Site information
- Type: RNZAF Ground Station and Landing Ground
- Operator: Royal New Zealand Air Force

Location
- Coordinates: 40°39′14.4″S 175°16′15.1″E﻿ / ﻿40.654000°S 175.270861°E

Site history
- Built: 1939
- In use: 1939–1944

Garrison information
- Past commanders: Wing Commander Ronald Sinclair; Air Commodore Trevor White; Wing Commander F.R. Dix; Wing Commander Arthur Upham;

= RNZAF Station Weraroa =

Royal New Zealand Air Force station, 1939–1944

RNZAF Station Weraroa was a Royal New Zealand Air Force station located southeast of Levin, 44 km southwest of Palmerston North, New Zealand. Originally established on Kimberley Rd in 1935 as a small local airstrip, it was commandeered as an air force base by the RNZAF at the outbreak of the Second World War in 1939.

Weraroa was made up of two distinct sections, namely the airfield on the northern end of the site, along with a ground training station located on the former site of a Government Research Farm.

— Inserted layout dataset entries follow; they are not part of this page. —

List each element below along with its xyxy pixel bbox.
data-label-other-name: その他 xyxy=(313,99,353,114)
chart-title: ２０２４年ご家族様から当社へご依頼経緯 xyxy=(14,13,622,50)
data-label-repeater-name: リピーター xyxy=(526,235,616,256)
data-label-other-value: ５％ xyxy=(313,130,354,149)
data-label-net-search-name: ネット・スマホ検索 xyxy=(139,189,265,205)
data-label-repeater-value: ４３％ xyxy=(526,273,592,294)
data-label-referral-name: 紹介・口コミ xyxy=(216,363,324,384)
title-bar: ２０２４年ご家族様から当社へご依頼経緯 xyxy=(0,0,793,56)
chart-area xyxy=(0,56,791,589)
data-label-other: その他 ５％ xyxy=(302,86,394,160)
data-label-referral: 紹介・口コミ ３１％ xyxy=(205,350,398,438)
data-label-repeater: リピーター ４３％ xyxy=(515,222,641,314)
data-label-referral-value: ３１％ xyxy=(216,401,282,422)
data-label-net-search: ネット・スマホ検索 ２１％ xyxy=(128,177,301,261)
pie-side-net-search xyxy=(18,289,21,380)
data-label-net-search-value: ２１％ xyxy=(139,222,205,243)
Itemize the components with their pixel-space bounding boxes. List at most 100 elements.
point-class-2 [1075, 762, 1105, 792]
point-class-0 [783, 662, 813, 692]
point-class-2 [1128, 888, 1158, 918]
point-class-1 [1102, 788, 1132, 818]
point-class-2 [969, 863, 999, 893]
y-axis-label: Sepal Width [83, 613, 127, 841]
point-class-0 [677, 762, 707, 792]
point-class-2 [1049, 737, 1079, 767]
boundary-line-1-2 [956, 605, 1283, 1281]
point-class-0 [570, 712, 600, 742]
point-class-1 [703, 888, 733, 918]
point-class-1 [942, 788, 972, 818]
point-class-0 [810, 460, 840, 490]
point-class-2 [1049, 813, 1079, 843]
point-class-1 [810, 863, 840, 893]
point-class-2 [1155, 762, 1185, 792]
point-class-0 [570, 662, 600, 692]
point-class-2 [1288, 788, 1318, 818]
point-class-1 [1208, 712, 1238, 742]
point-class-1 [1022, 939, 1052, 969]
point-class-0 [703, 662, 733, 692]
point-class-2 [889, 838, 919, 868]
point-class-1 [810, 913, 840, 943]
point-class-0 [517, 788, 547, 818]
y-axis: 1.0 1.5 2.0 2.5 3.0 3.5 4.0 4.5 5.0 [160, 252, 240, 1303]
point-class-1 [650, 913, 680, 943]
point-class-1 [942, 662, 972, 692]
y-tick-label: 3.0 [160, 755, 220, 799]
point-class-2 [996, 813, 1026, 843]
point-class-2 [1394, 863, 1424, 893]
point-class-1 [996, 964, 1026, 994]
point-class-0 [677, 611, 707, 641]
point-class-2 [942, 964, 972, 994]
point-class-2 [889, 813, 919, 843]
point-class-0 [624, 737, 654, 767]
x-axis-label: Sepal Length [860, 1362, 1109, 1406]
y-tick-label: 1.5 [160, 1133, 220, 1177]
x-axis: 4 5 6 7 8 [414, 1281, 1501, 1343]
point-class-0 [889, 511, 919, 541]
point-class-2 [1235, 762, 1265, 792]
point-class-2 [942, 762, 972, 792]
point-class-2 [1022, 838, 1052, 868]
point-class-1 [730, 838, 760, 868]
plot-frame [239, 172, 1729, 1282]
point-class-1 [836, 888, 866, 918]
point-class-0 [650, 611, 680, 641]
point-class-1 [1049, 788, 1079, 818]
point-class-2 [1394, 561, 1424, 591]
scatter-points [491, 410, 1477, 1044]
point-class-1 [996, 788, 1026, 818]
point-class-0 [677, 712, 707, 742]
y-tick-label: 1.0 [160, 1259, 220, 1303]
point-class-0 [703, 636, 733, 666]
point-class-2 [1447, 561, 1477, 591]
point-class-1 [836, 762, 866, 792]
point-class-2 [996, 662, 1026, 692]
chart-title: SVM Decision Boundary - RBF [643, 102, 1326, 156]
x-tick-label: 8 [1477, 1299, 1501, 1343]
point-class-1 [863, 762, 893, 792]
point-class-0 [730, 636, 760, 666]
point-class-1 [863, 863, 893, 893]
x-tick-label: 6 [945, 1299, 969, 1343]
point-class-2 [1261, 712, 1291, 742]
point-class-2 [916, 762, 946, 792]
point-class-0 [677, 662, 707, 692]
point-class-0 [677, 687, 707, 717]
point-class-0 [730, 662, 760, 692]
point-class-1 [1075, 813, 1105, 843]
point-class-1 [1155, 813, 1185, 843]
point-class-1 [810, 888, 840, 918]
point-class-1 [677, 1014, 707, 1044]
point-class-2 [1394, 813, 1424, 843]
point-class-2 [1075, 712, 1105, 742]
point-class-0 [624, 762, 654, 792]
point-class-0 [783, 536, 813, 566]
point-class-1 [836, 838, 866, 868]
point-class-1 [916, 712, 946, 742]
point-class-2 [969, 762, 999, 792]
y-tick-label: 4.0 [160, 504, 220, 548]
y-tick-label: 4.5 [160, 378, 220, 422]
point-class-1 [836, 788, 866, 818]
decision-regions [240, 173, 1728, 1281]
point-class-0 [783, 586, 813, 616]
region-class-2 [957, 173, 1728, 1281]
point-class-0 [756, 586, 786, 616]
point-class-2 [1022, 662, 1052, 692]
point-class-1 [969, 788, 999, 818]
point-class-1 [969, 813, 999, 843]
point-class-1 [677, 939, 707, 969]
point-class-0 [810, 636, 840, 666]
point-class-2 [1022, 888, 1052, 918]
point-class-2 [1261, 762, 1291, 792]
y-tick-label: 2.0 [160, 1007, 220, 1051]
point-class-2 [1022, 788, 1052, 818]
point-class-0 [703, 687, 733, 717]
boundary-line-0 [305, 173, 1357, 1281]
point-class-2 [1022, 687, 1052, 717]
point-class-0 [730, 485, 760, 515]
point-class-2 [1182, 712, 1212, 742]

Airmen knew the place by both names of Levin and Weraroa. Ground radar operators, pilots, and crew were trained there and although uniformed as RNZAF or WAAFs they did not come under Air Force control.

== World War II ==

=== Stationed Units ===

- Initial Training Wing – conducted basic military training for recruits. This unit was based in Levin from 1939 to February 1942.
- No. 1 (Bomber) Operational Training Unit trained pilots for the Lockheed Hudson reconnaissance and bomber aircraft.
- No. 10 (Bomber) Operational Training Unit – trained pilots for the Lockheed Hudson reconnaissance and bomber aircraft.
- Officers' School of Instruction – This moved back from Omaka to Levin when the South Island base had closed down in April 1944 when sufficient accommodation had become available

== Postwar ==
In the late 1940s, the site became the Kimberley Colony for Mental Defectives, later renamed the Kimberley Hospital and Training Centre. It was closed in 2006. Little remains of the current site today. The runways have been turned back into farmland, while the Speldhurst Country Estate has largely been developed over the training station. However, as of early 2021, several buildings remain on the East of the site.